In the process, the tool also creates some metadata relating to things like where the data came from, how recent it is, what type of changes were made to the data, and what level of summarization was done.

Accessing

Accessing is a fourth step which involves putting the data to use: querying the data, creating reports, charts, and publishing them. End-user submit queries to the database and display the results of the queries

The accessing step needs to perform the following tasks:

  • Set up a meta layer that translates database structures and objects names into business terms. This helps non-technical users to access the Data mart easily.
  • Set up and maintain database structures.
  • Set up API and interfaces if required

What Products and Technologies Do You Need?
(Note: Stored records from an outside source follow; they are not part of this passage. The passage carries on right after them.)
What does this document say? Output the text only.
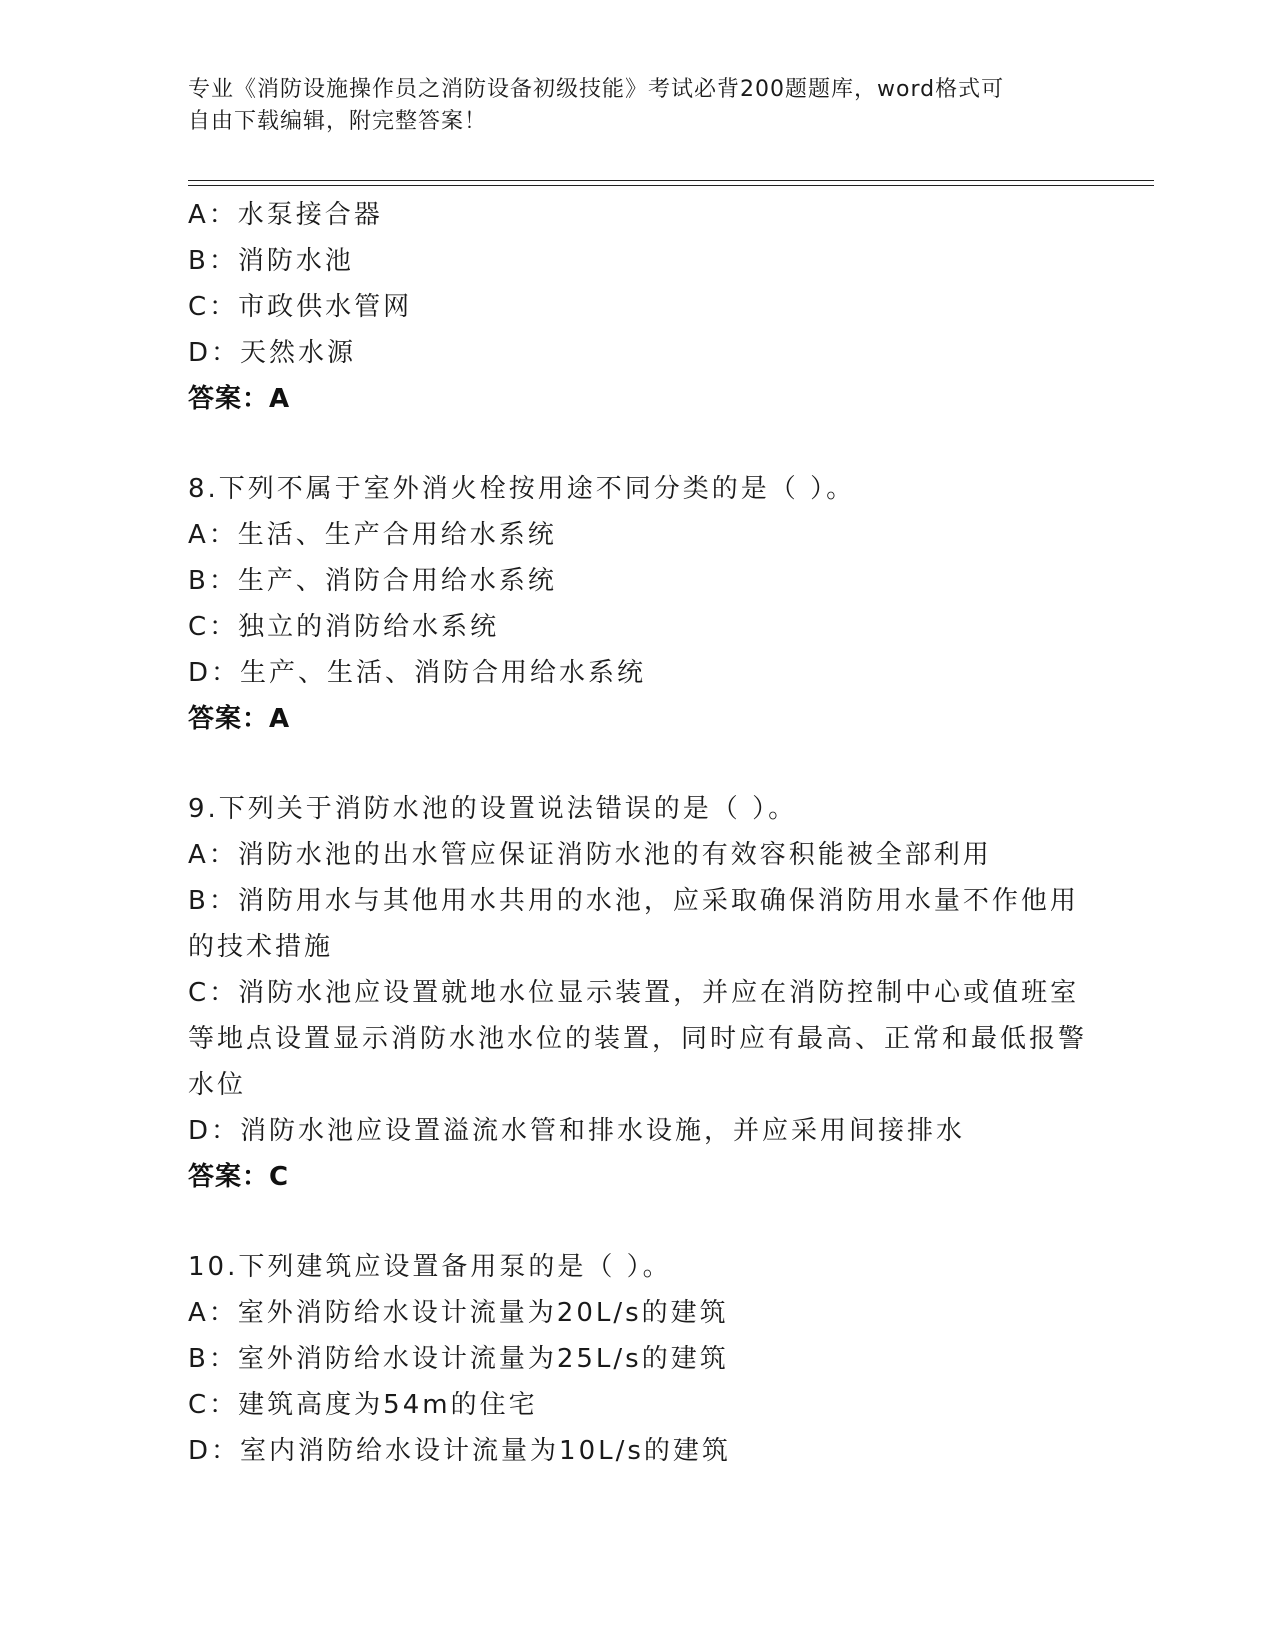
专业《消防设施操作员之消防设备初级技能》考试必背200题题库，word格式可
自由下载编辑，附完整答案！
A：水泵接合器
B：消防水池
C：市政供水管网
D：天然水源
答案：A
8.下列不属于室外消火栓按用途不同分类的是（ ）。
A：生活、生产合用给水系统
B：生产、消防合用给水系统
C：独立的消防给水系统
D：生产、生活、消防合用给水系统
答案：A
9.下列关于消防水池的设置说法错误的是（ ）。
A：消防水池的出水管应保证消防水池的有效容积能被全部利用
B：消防用水与其他用水共用的水池，应采取确保消防用水量不作他用的技术措施
C：消防水池应设置就地水位显示装置，并应在消防控制中心或值班室等地点设置显示消防水池水位的装置，同时应有最高、正常和最低报警水位
D：消防水池应设置溢流水管和排水设施，并应采用间接排水
答案：C
10.下列建筑应设置备用泵的是（ ）。
A：室外消防给水设计流量为20L/s的建筑
B：室外消防给水设计流量为25L/s的建筑
C：建筑高度为54m的住宅
D：室内消防给水设计流量为10L/s的建筑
You can access the data mart using the command line or GUI. GUI is preferred as it can easily generate graphs and is user-friendly compared to the command line.

Managing

This is the last step of Data Mart Implementation process. This step covers management tasks such as-

  • Ongoing user access management.
  • System optimizations and fine-tuning to achieve the enhanced performance.
  • Adding and managing fresh data into the data mart.
  • Planning recovery scenarios and ensure system availability in the case when the system fails.

What Products and Technologies Do You Need?
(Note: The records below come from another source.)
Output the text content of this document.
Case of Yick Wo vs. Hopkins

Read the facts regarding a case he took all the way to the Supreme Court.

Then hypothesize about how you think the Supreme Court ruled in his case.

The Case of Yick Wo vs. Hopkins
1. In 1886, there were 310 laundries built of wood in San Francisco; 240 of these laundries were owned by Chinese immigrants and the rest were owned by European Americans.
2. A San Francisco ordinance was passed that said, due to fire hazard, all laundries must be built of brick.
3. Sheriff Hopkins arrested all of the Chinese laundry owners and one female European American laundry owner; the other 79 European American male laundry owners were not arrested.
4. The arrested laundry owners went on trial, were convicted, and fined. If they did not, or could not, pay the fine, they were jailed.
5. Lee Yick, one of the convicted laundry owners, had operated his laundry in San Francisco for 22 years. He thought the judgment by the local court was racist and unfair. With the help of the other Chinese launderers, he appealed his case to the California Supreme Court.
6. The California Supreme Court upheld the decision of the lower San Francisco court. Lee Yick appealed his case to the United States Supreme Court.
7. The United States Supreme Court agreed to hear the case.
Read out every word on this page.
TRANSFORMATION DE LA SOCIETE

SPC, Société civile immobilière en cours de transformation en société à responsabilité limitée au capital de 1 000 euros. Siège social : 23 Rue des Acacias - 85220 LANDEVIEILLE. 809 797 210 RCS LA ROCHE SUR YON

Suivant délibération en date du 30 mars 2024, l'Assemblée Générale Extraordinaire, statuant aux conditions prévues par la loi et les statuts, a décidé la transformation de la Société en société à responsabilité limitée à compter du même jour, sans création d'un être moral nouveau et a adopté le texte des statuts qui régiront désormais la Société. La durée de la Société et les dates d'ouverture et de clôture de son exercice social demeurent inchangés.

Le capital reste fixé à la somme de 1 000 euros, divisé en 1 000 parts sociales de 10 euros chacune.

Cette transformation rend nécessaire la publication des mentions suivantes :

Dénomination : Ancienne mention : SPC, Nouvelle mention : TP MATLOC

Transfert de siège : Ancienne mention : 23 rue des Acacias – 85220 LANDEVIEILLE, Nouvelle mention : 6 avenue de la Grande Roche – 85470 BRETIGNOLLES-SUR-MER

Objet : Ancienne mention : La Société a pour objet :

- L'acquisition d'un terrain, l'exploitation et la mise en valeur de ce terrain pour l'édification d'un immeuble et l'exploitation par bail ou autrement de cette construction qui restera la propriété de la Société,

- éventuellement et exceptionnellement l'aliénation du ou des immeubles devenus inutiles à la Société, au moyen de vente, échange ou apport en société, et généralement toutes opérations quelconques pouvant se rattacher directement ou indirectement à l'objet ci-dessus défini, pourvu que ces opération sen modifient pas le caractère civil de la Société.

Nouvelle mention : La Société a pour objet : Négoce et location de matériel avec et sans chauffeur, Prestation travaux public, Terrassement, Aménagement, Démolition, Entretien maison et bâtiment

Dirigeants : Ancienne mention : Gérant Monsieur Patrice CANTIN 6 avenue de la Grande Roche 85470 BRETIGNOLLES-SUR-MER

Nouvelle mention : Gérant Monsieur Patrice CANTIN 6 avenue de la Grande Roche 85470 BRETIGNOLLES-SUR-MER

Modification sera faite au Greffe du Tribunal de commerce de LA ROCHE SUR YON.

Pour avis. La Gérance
You could use the GUI or command line for data mart management.

Best practices for Implementing Data Marts

Following are the best practices that you need to follow while in the Data Mart Implementation process:

  • The source of a Data Mart should be departmentally structured
  • The implementation cycle of a Data Mart should be measured in short periods of time, i.e., in weeks instead of months or years.
  • It is important to involve all stakeholders in planning and designing phase as the data mart implementation could be complex.
  • Data Mart Hardware/Software, Networking and Implementation costs should be accurately budgeted in your plan
  • Even though if the Data mart is created on the same hardware they may need some different software to handle user queries. Additional processing power and disk storage requirements should be evaluated for fast user response
  • A data mart may be on a different location from the data warehouse. That’s why it is important to ensure that they have enough networking capacity to handle the Data volumes needed to transfer data to the data mart.
  • Implementation cost should budget the time taken for Datamart loading process. Load time increases with increase in complexity of the transformations.

Advantages and Disadvantages of a Data Mart

Advantages

  • Data marts contain a subset of organization-wide data. This Data is valuable to a specific group of people in an organization.
  • It is cost-effective alternatives to a data warehouse, which can take high costs to build.
  • Data Mart allows faster access of Data.
  • Data Mart is easy to use as it is specifically designed for the needs of its users. Thus a data mart can accelerate business processes.
  • Data Marts needs less implementation time compare to Data Warehouse systems. It is faster to implement Data Mart as you only need to concentrate the only subset of the data.
  • It contains historical data which enables the analyst to determine data trends.

Disadvantages

  • Many a times enterprises create too many disparate and unrelated data marts without much benefit. It can become a big hurdle to maintain.
  • Data Mart cannot provide company-wide data analysis as their data set is limited.

Summary:

  • A data mart is focused on a single functional area of an organization and contains a subset of data stored in a Data Warehouse.
  • Data Mart helps to enhance user’s response time due to a reduction in the volume of data.
  • Three types of data mart are 1) Dependent 2) Independent 3) Hybrid
  • Important implementation steps of Data Mart are 1) Designing 2) Constructing 3 Populating 4) Accessing and 5)Managing
  • The implementation cycle of a Data Mart should be measured in short periods of time, i.e., in weeks instead of months or years.
  • Data mart is cost-effective alternatives to a data warehouse, which can take high costs to build.
  • Data Mart cannot provide company-wide data analysis as data set is limited.